Écrire tout seul dans son coin, ce n’est déjà pas toujours facile, mais écrire à deux… C’est pourtant l’expérience dans laquelle je me suis lancée depuis quelques semaines sur le Wikipen. Sans projet préalable et sans savoir où j’allais…Tout a commencé à partir d’un texte bref que j’y avais écrit et qui s’intitulait Lettres incohérentes. Quelqu’un est venu plusieurs mois après et y a ajouté une suite. Cela m’a donné une idée pour le poursuivre à mon tour et c’était parti. Nous avons continué pendant plusieurs semaines d’écrire ce texte, qui s’est transformé en suite de modules enchaînés les uns aux autres et composés de trois ou quatre paragraphes dont chacun en écrit un en alternance.

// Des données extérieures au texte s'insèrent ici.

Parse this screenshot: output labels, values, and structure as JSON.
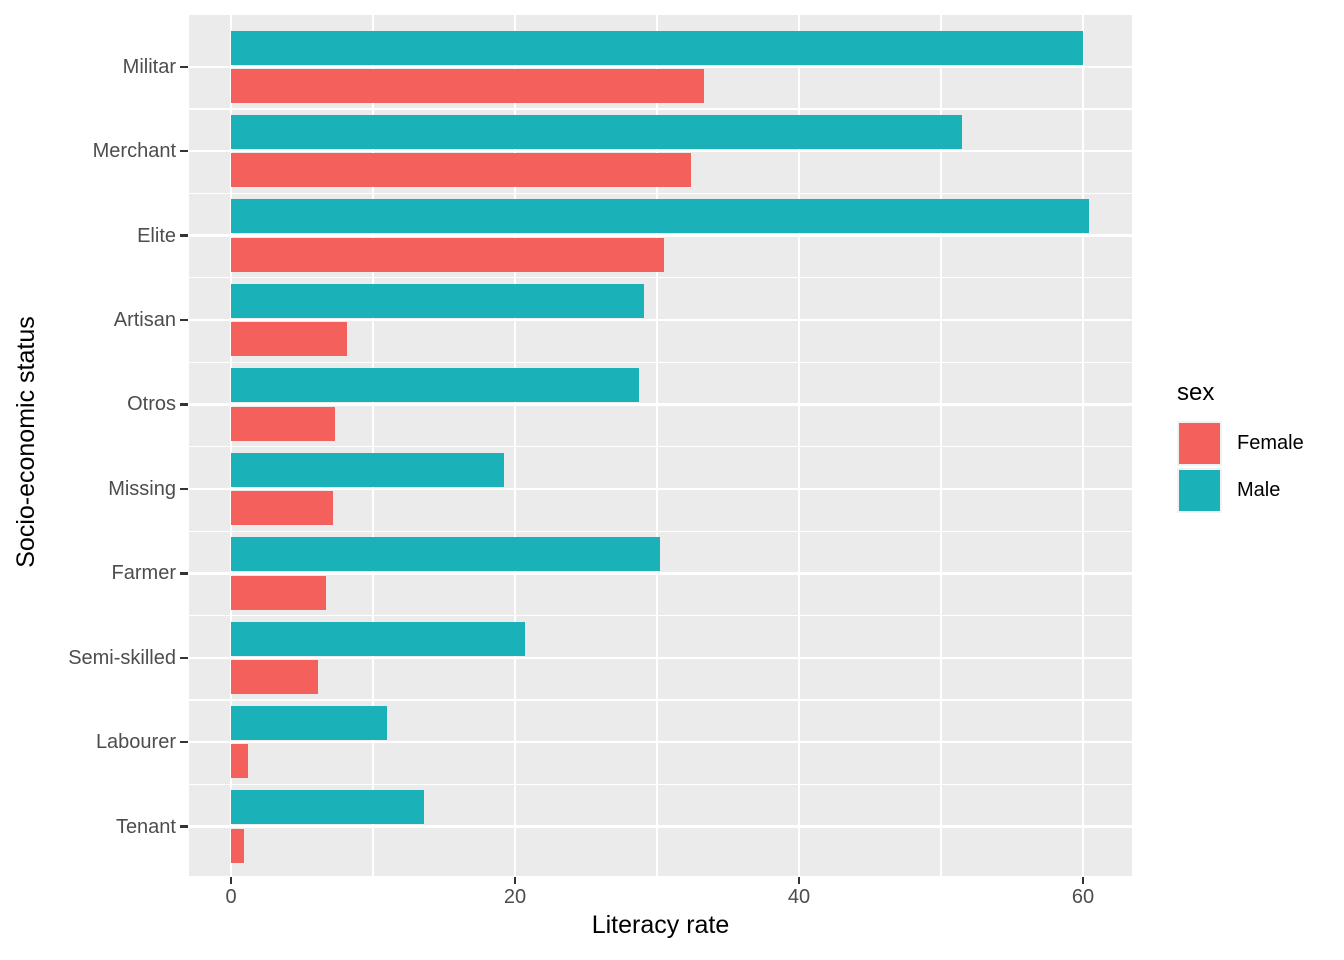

En principe, car il arrive fréquemment que faute de disponibilité ou d’inspiration, l’un des deux reste en retrait et l’autre continue (c’est un peu le cas en ce moment).

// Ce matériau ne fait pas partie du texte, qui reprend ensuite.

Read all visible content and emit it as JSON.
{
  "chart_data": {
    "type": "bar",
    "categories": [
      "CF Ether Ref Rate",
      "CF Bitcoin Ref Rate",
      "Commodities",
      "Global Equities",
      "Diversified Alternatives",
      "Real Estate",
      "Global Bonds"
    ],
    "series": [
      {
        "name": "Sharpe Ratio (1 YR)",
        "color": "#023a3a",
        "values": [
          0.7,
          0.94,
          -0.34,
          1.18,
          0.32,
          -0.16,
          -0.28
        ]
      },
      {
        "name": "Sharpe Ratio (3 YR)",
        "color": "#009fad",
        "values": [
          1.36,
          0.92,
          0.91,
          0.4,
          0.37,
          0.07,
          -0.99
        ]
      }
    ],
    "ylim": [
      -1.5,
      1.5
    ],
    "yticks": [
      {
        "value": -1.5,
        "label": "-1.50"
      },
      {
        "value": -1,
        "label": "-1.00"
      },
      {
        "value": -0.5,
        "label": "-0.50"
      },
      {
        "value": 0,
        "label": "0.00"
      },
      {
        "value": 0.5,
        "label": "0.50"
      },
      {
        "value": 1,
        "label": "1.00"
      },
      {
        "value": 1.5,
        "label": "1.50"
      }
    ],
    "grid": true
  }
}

Au bout d’une quinzaine de textes, nous avons senti que les Lettres incohérentes avaient fait leur temps et arrivaient à leur fin, qui s’est accomplie avec le texte Extase textuelle. Dans la foulée et sans respirer, nous avons lancé presque aussitôt un autre projet appelé Oscillations, qui fonctionne de la même façon. Le schéma organisateur des textes (très, très souple…) a été défini d’un commun accord et tout en avançant ; au départ on n’avait que quelques données très rudimentaires sur ce qu’on voulait faire.
Il s’agit d’écriture (presque) automatique et très peu retravaillée, juste histoire d’insuffler un minimum de cohérence et de lisibilité dans une incohérence voulue et affichée. Je ne sais rien de mon co–auteur qui écrit comme moi sous pseudo (lui Desman, moi Portokali). Il n’y a que les écritures qui se rencontrent. La pratique de l’écriture à quatre mains m’a semblé jusqu’ici très stimulante. Je ne compte plus le nombre de fois où un mot, une expression, une phrase de l’autre m’a fait repartir dans une nouvelle direction, tout en conservant mes propres repères.